The results of the cytotoxicity study (
Figure 7) showed significantly reduced toxicities for dutasteride in DST-NLCs, uncoated or coated with CSO-LA, with evidence of proliferation at some concentrations. Previous research [
36] has also demonstrated that the cell adhesion, cell viability, intracellular alkaline phosphatase activity, and osteoblast mineralization capability were significantly improved when titanium substrates were cultivated on the surface of chitosan–lauric acid, indicating that the inclusion of this material within our formulation may bring additional benefits in vivo.
4. Conclusions
The main objective of this study was achieved. DST-NLCs coated with CSO-LA were developed and characterised successfully; NLCs were physically stable and showed improved local drug distribution (which will minimize systemic exposure), delayed drug release, decreased cytotoxicity compared to the drug alone, and less irritancy compared to dutasteride in 70% ethanol. On the 3D reconstructed human epidermis, nanoparticles prepared in water as the continuous phase showed a higher cell viability, indicating that these NLCs were a greater carrier than ethanol based on the possible adverse effects. In addition, the delivery of 5α-reductase inhibitor molecules in the nanocarriers reduced the cytotoxicity of the hair follicle dermal papilla cells. The CSO-LA-coated nanocarriers decreased systemic exposure by restricting drug permeation, as shown by the permeation analysis, where DST-NLCs coated with CSO-LA yielded half of the DST-NLC drug permeation.

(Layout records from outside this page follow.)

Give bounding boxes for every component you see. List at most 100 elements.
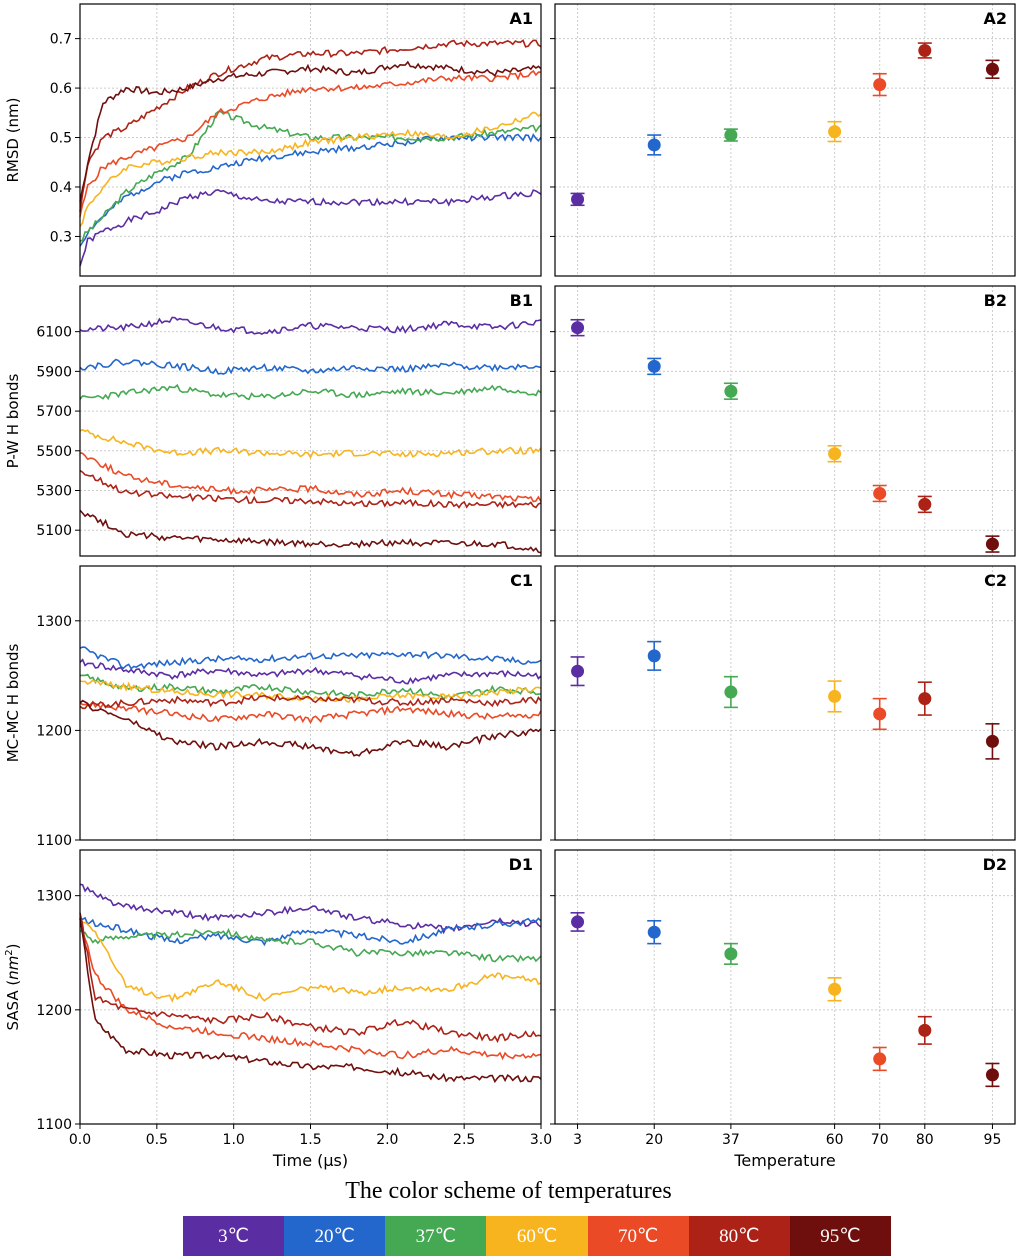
series-line-3c bbox=[79, 316, 542, 336]
panel-label: C2 bbox=[984, 571, 1007, 590]
y-tick-label: 1300 bbox=[36, 889, 72, 905]
x-tick-label: 1.0 bbox=[223, 1132, 245, 1148]
y-axis-label: RMSD (nm) bbox=[4, 97, 22, 182]
data-point-20 bbox=[647, 359, 661, 373]
y-tick-label: 1200 bbox=[36, 723, 72, 739]
panel-label: A2 bbox=[983, 9, 1007, 28]
plot-frame bbox=[79, 285, 542, 557]
y-axis-label: P-W H bonds bbox=[4, 373, 22, 468]
series-line-95c bbox=[79, 60, 542, 202]
y-tick-label: 5700 bbox=[36, 404, 72, 420]
legend-item-37c: 37℃ bbox=[385, 1216, 487, 1256]
plot-frame bbox=[79, 849, 542, 1125]
panel-label: D2 bbox=[983, 855, 1007, 874]
data-point-3 bbox=[571, 915, 585, 929]
series-line-70c bbox=[79, 918, 542, 1061]
data-point-37 bbox=[724, 128, 738, 142]
series-line-80c bbox=[79, 469, 542, 509]
series-line-80c bbox=[79, 912, 542, 1044]
plot-frame bbox=[554, 285, 1016, 557]
series-line-95c bbox=[79, 699, 542, 757]
y-axis-label: SASA (nm2) bbox=[4, 943, 22, 1030]
x-tick-label: 70 bbox=[871, 1132, 889, 1148]
x-tick-label: 2.5 bbox=[453, 1132, 475, 1148]
x-tick-label: 80 bbox=[916, 1132, 934, 1148]
y-tick-label: 0.3 bbox=[50, 229, 72, 245]
data-point-37 bbox=[724, 947, 738, 961]
data-point-20 bbox=[647, 649, 661, 663]
plot-frame bbox=[554, 3, 1016, 277]
series-line-3c bbox=[79, 189, 542, 267]
series-line-20c bbox=[79, 358, 542, 375]
legend-item-3c: 3℃ bbox=[183, 1216, 285, 1256]
x-tick-label: 3 bbox=[573, 1132, 582, 1148]
data-point-80 bbox=[918, 497, 932, 511]
data-point-80 bbox=[918, 692, 932, 706]
panel-label: D1 bbox=[509, 855, 533, 874]
data-point-80 bbox=[918, 43, 932, 57]
x-tick-label: 2.0 bbox=[376, 1132, 398, 1148]
legend-item-20c: 20℃ bbox=[284, 1216, 386, 1256]
series-line-37c bbox=[79, 673, 542, 701]
x-tick-label: 1.5 bbox=[299, 1132, 321, 1148]
series-line-37c bbox=[79, 383, 542, 401]
y-tick-label: 5100 bbox=[36, 523, 72, 539]
panel-b1: 5100 5300 5500 5700 5900 6100 P-W H bonds B1 bbox=[4, 285, 542, 557]
data-point-3 bbox=[571, 321, 585, 335]
panel-a1: 0.3 0.4 0.5 0.6 0.7 RMSD (nm) A1 bbox=[4, 3, 542, 277]
panel-label: A1 bbox=[509, 9, 533, 28]
y-tick-label: 5300 bbox=[36, 483, 72, 499]
data-point-70 bbox=[873, 486, 887, 500]
y-tick-label: 1100 bbox=[36, 1117, 72, 1133]
legend-item-70c: 70℃ bbox=[587, 1216, 689, 1256]
y-tick-label: 0.7 bbox=[50, 32, 72, 48]
x-tick-label: 20 bbox=[645, 1132, 663, 1148]
panel-d2: 3 20 37 60 70 80 95 D2 Temperature bbox=[550, 849, 1016, 1170]
plot-frame bbox=[79, 565, 542, 841]
series-line-20c bbox=[79, 646, 542, 670]
figure: 0.3 0.4 0.5 0.6 0.7 RMSD (nm) A1 A2 5100 5300 5500… bbox=[4, 3, 1016, 1170]
y-tick-label: 1300 bbox=[36, 614, 72, 630]
plot-frame bbox=[554, 849, 1016, 1125]
data-point-20 bbox=[647, 925, 661, 939]
data-point-37 bbox=[724, 384, 738, 398]
y-tick-label: 5500 bbox=[36, 444, 72, 460]
series-line-70c bbox=[79, 700, 542, 725]
series-line-95c bbox=[79, 509, 542, 554]
data-point-95 bbox=[985, 62, 999, 76]
data-point-60 bbox=[828, 689, 842, 703]
data-point-70 bbox=[873, 1052, 887, 1066]
x-axis-label: Temperature bbox=[733, 1151, 835, 1170]
series-line-80c bbox=[79, 39, 542, 212]
series-line-70c bbox=[79, 69, 542, 217]
y-tick-label: 1100 bbox=[36, 833, 72, 849]
data-point-95 bbox=[985, 537, 999, 551]
series-line-20c bbox=[79, 916, 542, 947]
x-axis-label: Time (μs) bbox=[272, 1151, 348, 1170]
x-tick-label: 3.0 bbox=[530, 1132, 552, 1148]
y-tick-label: 6100 bbox=[36, 325, 72, 341]
x-tick-label: 37 bbox=[722, 1132, 740, 1148]
series-line-60c bbox=[79, 428, 542, 460]
data-point-70 bbox=[873, 78, 887, 92]
series-line-60c bbox=[79, 111, 542, 227]
x-tick-label: 60 bbox=[826, 1132, 844, 1148]
panel-b2: B2 bbox=[550, 285, 1016, 557]
panel-label: C1 bbox=[510, 571, 533, 590]
temperature-legend: 3℃ 20℃ 37℃ 60℃ 70℃ 80℃ 95℃ bbox=[183, 1216, 891, 1256]
plot-frame bbox=[554, 565, 1016, 841]
x-tick-label: 0.0 bbox=[69, 1132, 91, 1148]
series-line-3c bbox=[79, 658, 542, 685]
panel-label: B2 bbox=[984, 291, 1007, 310]
y-axis-label: MC-MC H bonds bbox=[4, 644, 22, 763]
data-point-20 bbox=[647, 138, 661, 152]
y-tick-label: 1200 bbox=[36, 1003, 72, 1019]
series-line-60c bbox=[79, 918, 542, 1003]
legend-item-80c: 80℃ bbox=[688, 1216, 790, 1256]
data-point-95 bbox=[985, 1068, 999, 1082]
x-tick-label: 0.5 bbox=[146, 1132, 168, 1148]
plot-frame bbox=[79, 3, 542, 277]
y-tick-label: 0.4 bbox=[50, 180, 72, 196]
y-tick-label: 5900 bbox=[36, 364, 72, 380]
panel-label: B1 bbox=[510, 291, 533, 310]
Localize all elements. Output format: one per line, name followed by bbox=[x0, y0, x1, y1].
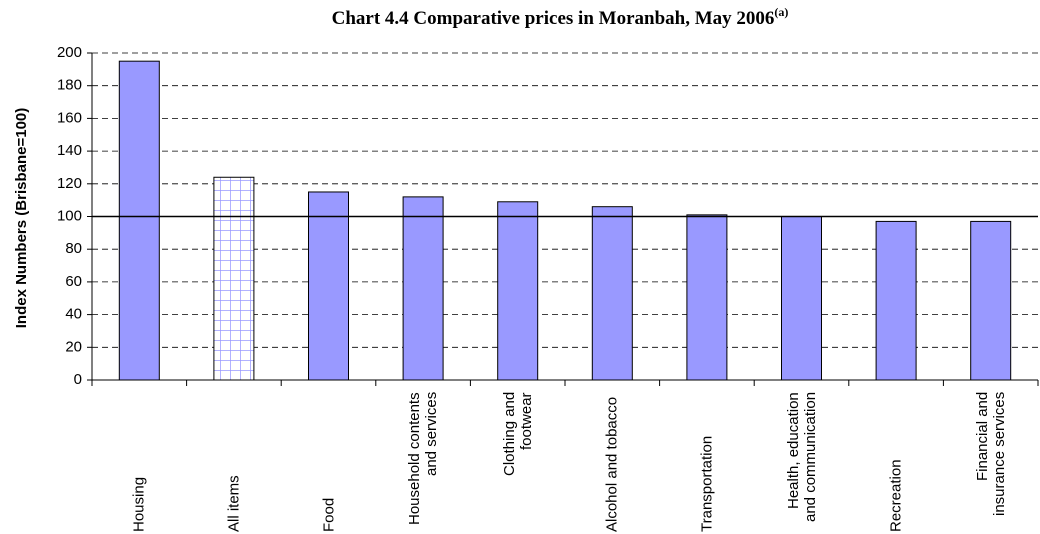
y-tick-label: 140 bbox=[57, 142, 82, 159]
x-tick-label: Transportation bbox=[677, 392, 737, 532]
y-tick-label: 20 bbox=[65, 338, 82, 355]
bar bbox=[118, 60, 160, 381]
bar bbox=[308, 191, 349, 381]
category-text: Recreation bbox=[887, 459, 905, 532]
x-tick-label: Clothing and footwear bbox=[488, 392, 548, 532]
x-tick-label: Housing bbox=[109, 392, 169, 532]
y-tick-label: 60 bbox=[65, 273, 82, 290]
category-text: Health, education and communication bbox=[784, 392, 819, 523]
category-text: Food bbox=[320, 497, 337, 532]
y-tick-label: 80 bbox=[65, 240, 82, 257]
category-text: Clothing and footwear bbox=[500, 392, 535, 477]
y-axis-label: Index Numbers (Brisbane=100) bbox=[13, 108, 30, 329]
category-text: Household contents and services bbox=[406, 392, 441, 525]
y-tick-label: 0 bbox=[74, 371, 82, 388]
y-tick-label: 100 bbox=[57, 207, 82, 224]
y-tick-label: 120 bbox=[57, 175, 82, 192]
category-text: Transportation bbox=[698, 435, 716, 532]
x-tick-label: Food bbox=[299, 392, 359, 532]
x-tick-label: Financial and insurance services bbox=[961, 392, 1021, 532]
y-tick-label: 160 bbox=[57, 109, 82, 126]
category-text: Financial and insurance services bbox=[973, 392, 1008, 517]
category-text: Alcohol and tobacco bbox=[603, 396, 621, 532]
bar bbox=[591, 206, 633, 381]
bar bbox=[213, 176, 255, 381]
x-tick-label: Health, education and communication bbox=[772, 392, 832, 532]
bar bbox=[497, 201, 539, 381]
category-text: All items bbox=[225, 475, 243, 532]
category-text: Housing bbox=[130, 476, 148, 532]
x-tick-label: All items bbox=[204, 392, 264, 532]
y-tick-label: 180 bbox=[57, 77, 82, 94]
bar bbox=[686, 214, 728, 381]
bar bbox=[875, 220, 917, 381]
chart-title: Chart 4.4 Comparative prices in Moranbah… bbox=[332, 5, 789, 30]
y-tick-label: 200 bbox=[57, 44, 82, 61]
bar bbox=[781, 216, 822, 381]
x-tick-label: Alcohol and tobacco bbox=[582, 392, 642, 532]
bar bbox=[402, 196, 444, 381]
x-tick-label: Household contents and services bbox=[393, 392, 453, 532]
bar bbox=[970, 220, 1012, 381]
y-tick-label: 40 bbox=[65, 306, 82, 323]
x-tick-label: Recreation bbox=[866, 392, 926, 532]
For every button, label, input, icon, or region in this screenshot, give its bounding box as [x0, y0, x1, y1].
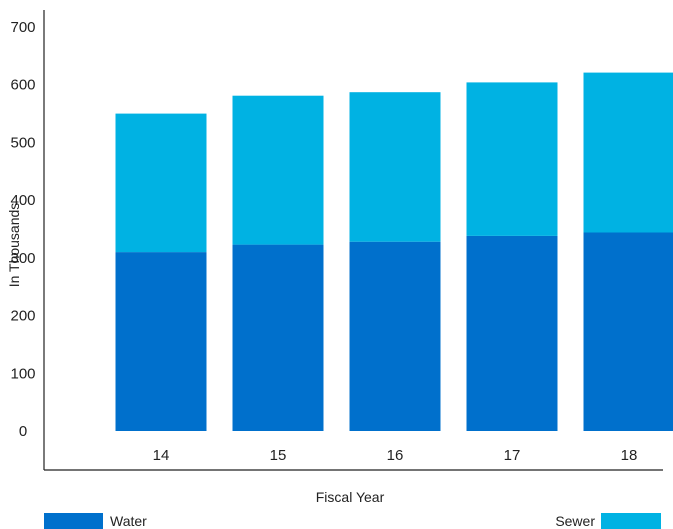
y-tick-label: 100 — [10, 365, 35, 382]
bar-water-16 — [349, 241, 441, 431]
y-tick-label: 600 — [10, 77, 35, 94]
bar-sewer-15 — [232, 95, 324, 245]
bars-group — [115, 72, 673, 431]
y-tick-label: 500 — [10, 134, 35, 151]
y-tick-label: 0 — [19, 423, 27, 440]
legend-swatch-water — [44, 513, 103, 529]
bar-sewer-17 — [466, 82, 558, 236]
x-tick-label: 14 — [153, 447, 170, 464]
x-tick-label: 15 — [270, 447, 287, 464]
y-tick-label: 200 — [10, 308, 35, 325]
x-axis-label: Fiscal Year — [316, 489, 385, 505]
bar-water-14 — [115, 252, 207, 431]
legend-label-sewer: Sewer — [555, 513, 595, 529]
x-tick-labels: 14 15 16 17 18 — [153, 447, 638, 464]
bar-water-15 — [232, 244, 324, 431]
bar-sewer-14 — [115, 113, 207, 253]
legend-label-water: Water — [110, 513, 147, 529]
bar-sewer-18 — [583, 72, 673, 233]
legend-swatch-sewer — [601, 513, 661, 529]
x-tick-label: 18 — [621, 447, 638, 464]
x-tick-label: 16 — [387, 447, 404, 464]
y-axis-label: In Thousands — [6, 203, 22, 288]
bar-water-18 — [583, 232, 673, 431]
plot-area: 0 100 200 300 400 500 600 700 14 15 16 17 18 — [10, 10, 673, 471]
legend: Water Sewer — [44, 513, 661, 529]
y-tick-label: 400 — [10, 192, 35, 209]
y-tick-labels: 0 100 200 300 400 500 600 700 — [10, 19, 35, 440]
bar-sewer-16 — [349, 92, 441, 242]
y-tick-label: 700 — [10, 19, 35, 36]
y-tick-label: 300 — [10, 250, 35, 267]
bar-water-17 — [466, 235, 558, 431]
x-tick-label: 17 — [504, 447, 521, 464]
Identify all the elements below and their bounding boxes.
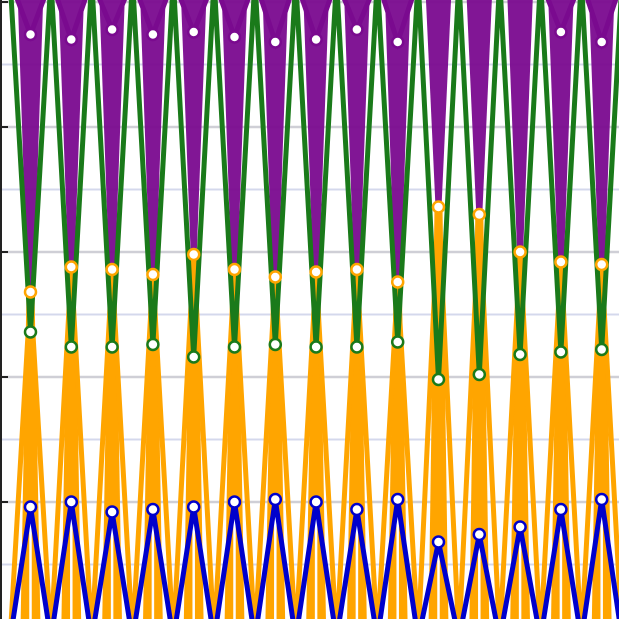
purple-wedge [385,0,411,282]
point-s1-14 [554,25,568,39]
point-s4-7 [268,492,283,507]
purple-wedge [344,0,370,270]
markers-layer [23,22,609,549]
purple-wedge [262,0,288,277]
point-s3-13 [513,347,527,362]
purple-wedge [140,0,166,275]
point-s3-6 [227,340,242,354]
point-s1-7 [268,35,283,49]
point-s2-7 [268,270,283,284]
point-s2-4 [146,267,160,282]
point-s2-6 [227,262,242,277]
point-s2-8 [309,265,323,279]
point-s2-2 [64,260,79,274]
point-s2-5 [186,247,201,262]
point-s4-11 [431,535,446,549]
point-s3-7 [268,337,283,352]
point-s4-12 [472,527,487,542]
point-s2-14 [554,255,568,269]
point-s4-4 [146,502,160,517]
point-s2-11 [431,200,446,214]
point-s3-8 [309,340,323,354]
point-s4-6 [227,495,242,509]
point-s2-9 [350,262,364,277]
point-s4-5 [186,500,201,514]
point-s4-14 [554,502,568,517]
purple-wedge [303,0,329,272]
point-s3-10 [390,335,405,349]
point-s4-9 [350,502,364,517]
purple-wedge [466,0,492,215]
point-s4-13 [513,520,527,534]
point-s2-12 [472,207,487,222]
point-s1-8 [309,32,323,47]
point-s3-1 [23,325,38,339]
point-s1-9 [350,22,364,37]
point-s4-2 [64,495,79,509]
point-s4-3 [105,505,119,519]
point-s2-10 [390,275,405,289]
purple-wedge [221,0,248,270]
purple-wedge [425,0,452,207]
series-line-3 [8,0,619,380]
point-s4-10 [390,492,405,507]
y-axis-ticks [0,1,8,503]
point-s3-11 [431,372,446,387]
purple-wedge [589,0,615,265]
point-s1-10 [390,35,405,49]
purple-wedge [58,0,84,267]
point-s3-15 [594,342,609,357]
purple-wedge [548,0,574,262]
point-s2-13 [513,245,527,259]
point-s4-8 [309,495,323,509]
series-line-1 [14,0,619,50]
point-s2-1 [23,285,38,299]
purple-wedge [181,0,207,255]
point-s1-5 [186,25,201,39]
point-s2-3 [105,262,119,277]
point-s3-4 [146,337,160,352]
series-line-4 [10,499,619,619]
point-s1-3 [105,22,119,37]
point-s3-2 [64,340,79,354]
point-s3-5 [186,350,201,364]
point-s1-4 [146,27,160,42]
point-s3-12 [472,367,487,382]
purple-wedge [17,0,44,292]
point-s3-3 [105,340,119,354]
point-s1-6 [227,30,242,44]
purple-wedge [99,0,125,270]
purple-wedge [507,0,533,252]
point-s3-14 [554,345,568,359]
point-s2-15 [594,257,609,272]
point-s3-9 [350,340,364,354]
point-s4-1 [23,500,38,514]
point-s1-15 [594,35,609,49]
point-s1-1 [23,27,38,42]
point-s4-15 [594,492,609,507]
point-s1-2 [64,32,79,47]
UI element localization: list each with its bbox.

Empty NLCs coated with CSO-LA induced cell proliferation, with no irritancy on the 3D reconstructed human epidermis, indicating that this formulation may be used by women for whom dutasteride is not currently indicated. Stearic acid is the key ingredient in the preparation of nanoparticles, and may facilitate cell proliferation along with lauric acid (CSO conjugated with CSO-LA). Stearic and lauric acid are present abundantly in oils extracted from palms and coconuts that are commonly used as traditional hair loss treatments in tropical countries. Hence, the empty formulation of nanocarriers (NLCs) in combination with CSO-LA gave promising results as a hair growth therapy. Based on these findings, the co-delivery of dutasteride in the nanocarriers described in this study with the other hair growth-promoting compounds that generate enhanced clinical results may result in prolonged drug release, minimised cytotoxicity, and potentially synergistic hair proliferation.